Vous voyez bien que les élémens du drame une fois pris dans la vérité historique, il deviendra impossible d'obéir aux convenances tragiques des maîtres. Ne demandez pas à l'auteur d'un pareil drame des scènes graves et nobles, des tableaux éclatans et larges, avec toute une vie de plusieurs années en exposition,et,dans le dénouement, une prévision des malheurs qu'amène le crime à sa suite : ne lui demandez pas cela; car, à vrai dire, la mort de Monaldeschi ne fut qu'un événement sans antécédens et sans résultat. Il était l'amant de la reine, il l'offensa, elle se vengea: voilà tout : un officier de moins dans sa maison; rien n'en souffre dans l'ordre social, pas même le service des écuries de Fontainebleau.

Alors le poète, privé de ces grandes leçons qui jaillissent des catastrophes qui ébranlent le monde, se jettera avidement sur les détails d'une vie singulière, il prodiguera les contrastes de scènes et de personnages. Et puis viendra le langage de chacun, rude et franc, parlant vite, dans une action qui court et dans laquelle une périphrase tiendrait la place d'un événement. Racine a parlé la langue de son drame tout solennel, grave et

mesuré. Le poète a fait au drame de Christine la langue qui lui va, noble ici, douce là, grossière s'il le faut, triviale même. Mais passons. Une pensée domine le poète : il veut être vrai. Le drame se compose, il se travaille, il s'achève, il s'étudie, il se joue sous cette inspiration.

Voici le public.

Lorsque Diogène jeta dans l'école un coq plumé en disant : — Voilà l'homme de Platon, il tuait une définition sous une plaisanterie : qui oserait définir le public sans craindre le coq de Diogène?
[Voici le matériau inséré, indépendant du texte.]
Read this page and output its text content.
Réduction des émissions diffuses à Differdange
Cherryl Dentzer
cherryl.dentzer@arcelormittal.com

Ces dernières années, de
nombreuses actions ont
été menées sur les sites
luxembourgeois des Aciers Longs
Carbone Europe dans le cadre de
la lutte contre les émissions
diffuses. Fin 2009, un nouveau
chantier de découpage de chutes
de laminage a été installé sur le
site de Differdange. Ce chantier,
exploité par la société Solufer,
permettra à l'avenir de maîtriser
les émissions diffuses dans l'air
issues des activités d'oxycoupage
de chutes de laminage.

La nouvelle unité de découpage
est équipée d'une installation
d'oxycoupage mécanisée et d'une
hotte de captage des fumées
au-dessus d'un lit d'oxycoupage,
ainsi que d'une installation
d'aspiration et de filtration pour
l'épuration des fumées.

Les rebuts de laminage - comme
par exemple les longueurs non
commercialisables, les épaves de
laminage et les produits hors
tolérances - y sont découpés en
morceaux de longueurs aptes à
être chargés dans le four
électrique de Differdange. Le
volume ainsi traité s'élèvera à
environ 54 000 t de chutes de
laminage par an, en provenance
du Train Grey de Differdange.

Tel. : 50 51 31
Et véritablement qui pourrait dire, de nos jours, ce qui est le public, où il est, et ce qu'il est.

Oh ! combien ce fut sottise et maladresse à ces jeunes hommes qui l'ont désenchanté de ses amours autrement que par la séduction. Amenez à cet amant d'une femme déjà moins belle une fraîche et douce jeune fille; qu'elle passe devant lui sans regard d'amertume contre sa rivale, et souriant seulement pour plaire. N'avertissez pas le cœur qu'il se trompe, et son instinct le conduira bientôt où est la vie de son âge, l'amour de son amour, où sont les délices et les enivremens.

Mais, malheur à vous, si vous avez commencé par insulter l'idole que vous voulez renverser; malheur! car vous aurez appris à l'homme que son amour peut être une erreur et son bonheur un ridicule. Il sait déjà qu'il s'est trompé, et qu'il s'est trompé lorsqu'il a été heureux: c'en est fait; c'est un cœur flétri. Vienne la plus belle jeune fille; à l'heure où il l'aurait aimée sans vous, il se demande si elle est assez jeune et assez belle pour qu'il l'aime! Voilà ce que vous avez fait du public, jeunes hommes. Vous lui avez fait honte de son amour; vous avez arraché de son admiration tout le vieux drame français; vous avez détruit dans son cœur la foi qu'il avait en des œuvres immortelles, et vous vous étonnez de ne lui en pas trouver pour une religion qui n'a pas encore fait de miracles.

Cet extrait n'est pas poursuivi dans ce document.